Enfin, d’autres mesures sont prévues pour les personnes touchées par la pauvreté et qui ne sont pas spécifiquement des enfants ou des jeunes adultes. Le mode de calcul de nombreuses prestations sociales devrait être revu, de manière à ce qu’il soit directement lié aux ressources dont disposent les allocataires au moment du calcul. Par ailleurs, le dispositif “Territoire zéro chômeur longue durée”, reposant sur un financement public de CDI destinés à des anciens chômeurs de longue durée, serait étendu – sans être nécessairement généralisé. Enfin, comme nous l’avons déjà expliqué dans nos colonnes, la CMU-C – 5,5 millions de bénéficiaires – et l’ACS – 1,4 millions de bénéficiaires – seront fusionnés en un système de régime santé complémentaire qui couvrira ses futurs bénéficiaires pour un montant inférieur à 30 euros par mois.

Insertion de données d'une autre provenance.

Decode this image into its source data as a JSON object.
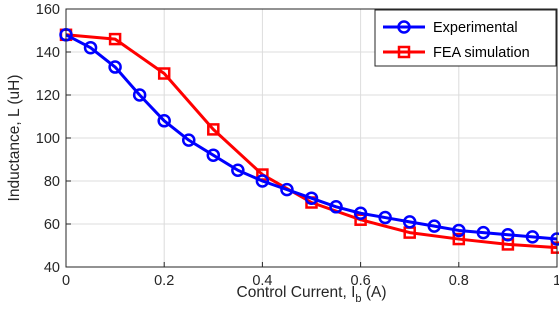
{
  "chart_data": {
    "type": "line",
    "xlabel": "Control Current, I",
    "xlabel_sub": "b",
    "xlabel_unit": " (A)",
    "ylabel": "Inductance, L (uH)",
    "xlim": [
      0,
      1
    ],
    "ylim": [
      40,
      160
    ],
    "x_ticks": [
      "0",
      "0.2",
      "0.4",
      "0.6",
      "0.8",
      "1"
    ],
    "y_ticks": [
      "40",
      "60",
      "80",
      "100",
      "120",
      "140",
      "160"
    ],
    "grid": true,
    "legend_position": "top-right",
    "series": [
      {
        "name": "Experimental",
        "color": "#0000ff",
        "marker": "circle",
        "x": [
          0,
          0.05,
          0.1,
          0.15,
          0.2,
          0.25,
          0.3,
          0.35,
          0.4,
          0.45,
          0.5,
          0.55,
          0.6,
          0.65,
          0.7,
          0.75,
          0.8,
          0.85,
          0.9,
          0.95,
          1.0
        ],
        "y": [
          148,
          142,
          133,
          120,
          108,
          99,
          92,
          85,
          80,
          76,
          72,
          68,
          65,
          63,
          61,
          59,
          57,
          56,
          55,
          54,
          53
        ]
      },
      {
        "name": "FEA simulation",
        "color": "#ff0000",
        "marker": "square",
        "x": [
          0,
          0.1,
          0.2,
          0.3,
          0.4,
          0.5,
          0.6,
          0.7,
          0.8,
          0.9,
          1.0
        ],
        "y": [
          148,
          146,
          130,
          104,
          83,
          70,
          62,
          56,
          53,
          50.5,
          49
        ]
      }
    ]
  }
}
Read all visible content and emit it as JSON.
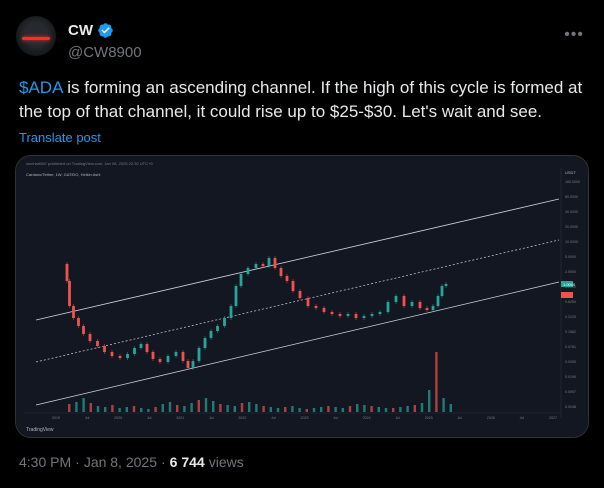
{
  "author": {
    "display_name": "CW",
    "handle": "@CW8900",
    "verified": true,
    "more_icon": "more-horizontal-icon"
  },
  "post": {
    "cashtag": "$ADA",
    "text_rest": " is forming an ascending channel. If the high of this cycle is formed at the top of that channel, it could rise up to $25-$30. Let's wait and see.",
    "translate_label": "Translate post"
  },
  "chart": {
    "header_line": "cmchart567 published on TradingView.com, Jan 08, 2025 22:30 UTC+9",
    "symbol_line": "Cardano/Tether, 1W, GATEIO, Heikin Ashi",
    "quote_currency": "USDT",
    "watermark": "TradingView",
    "price_ticks": [
      "160.0000",
      "80.0000",
      "40.0000",
      "20.0000",
      "10.0000",
      "5.0000",
      "2.5000",
      "1.2500",
      "0.6250",
      "0.3125",
      "0.1562",
      "0.0781",
      "0.0390",
      "0.0195",
      "0.0097",
      "0.0048"
    ],
    "time_ticks": [
      "2019",
      "Jul",
      "2020",
      "Jul",
      "2021",
      "Jul",
      "2022",
      "Jul",
      "2023",
      "Jul",
      "2024",
      "Jul",
      "2025",
      "Jul",
      "2026",
      "Jul",
      "2027"
    ],
    "current_price_label": "1.0000",
    "colors": {
      "up": "#26a69a",
      "down": "#ef5350",
      "channel": "#d1d4dc",
      "background": "#131722"
    }
  },
  "footer": {
    "time": "4:30 PM",
    "separator": "·",
    "date": "Jan 8, 2025",
    "views_count": "6 744",
    "views_label": "views"
  }
}
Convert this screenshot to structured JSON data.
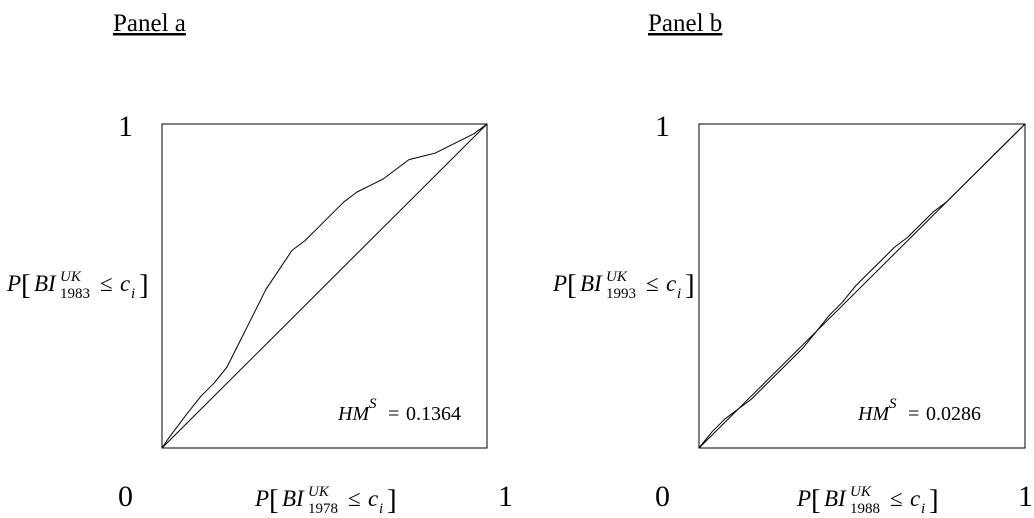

Précarités visibles et invisibles
Comme l’ont dit et répété Agnès Buzyn, la ministre de la Santé et des Solidarités, et Olivier Noblecourt, le délégué interministériel à la prévention et à la lutte contre la pauvreté des enfants et des jeunes, le plan de lutte contre la pauvreté avancé par le Président de la République est “ambitieux”. Il porte en effet sur huit milliards d’euros répartis sur les quatre prochaines années. Au-delà de cet aspect, l’exécutif vante sa nouvelle approche : il ne souhaite plus tant éviter aux personnes en situation de précarité de tomber dans la misère noire en leur accordant quelque subside de fortune que leur permettre de réintégrer pleinement la société, en s’arrimant au marché du travail. Avec un tel objectif et de tels moyens, Emmanuel Macron juge très probablement qu’il va pouvoir se défaire de l’image qu’il véhicule de “Président des riches”, fort éloigné des enjeux et problèmes du petit peuple.
Quoi qu’il en soit de ce pari, il est intéressant de s’arrêter quelque peu sur la définition de la “pauvreté” qui est sous-jacente au plan d’action gouvernemental. Du point de vue des responsables qui l’ont élaboré, le pauvre se définit, somme toute, de manière assez simple : c’est celui qui est exclu du marché du travail, ou qui, encore enfant ou jeune, maximise les chances de l’être le moment venu. Aussi une personne en situation de précarité qui intègre durablement le marché du travail peut-elle être considérée, d’après le gouvernement, comme étant sortie d’affaire ou presque. Pour quiconque qui vit, au quotidien, dans le pays réel, cette conception des choses est pour le moins curieuse, tant il est fréquent que des travailleurs, qu’ils soient ou non salariés, y vivent dans des situations économiques et sociales fort difficiles – au moins autant, en tout cas, que les “pauvres” au sens gouvernemental du terme.
C’est finalement ici que la politique sociale de l’exécutif laisse pour le moins perplexe. En effet, dans l’ensemble, bien des réformes entreprises par M. Macron depuis son arrivée à l’Elysée : loi Travail, projet de réforme de l’assurance chômage et des régimes de retraite pour les salariés ; contrôle accru de l’argent liquide, complexifications bureaucratiques croissantes, entre autres, pour les indépendants ; et pour tous, par exemple : hausse du prix des carburants, passage aux 80 km/h, ne se caractérisent pas précisément par une amélioration de la situation faite aux travailleurs. Au contraire, il apparaît de plus en plus que leurs conditions sociales se dégradent plus ou moins rapidement. Le gouvernement ne chercherait-il donc pas, au total et sans grande originalité, à transformer les précaires visibles en précaires invisibles ? Il convient, hélas, d’envisager sérieusement cette hypothèse.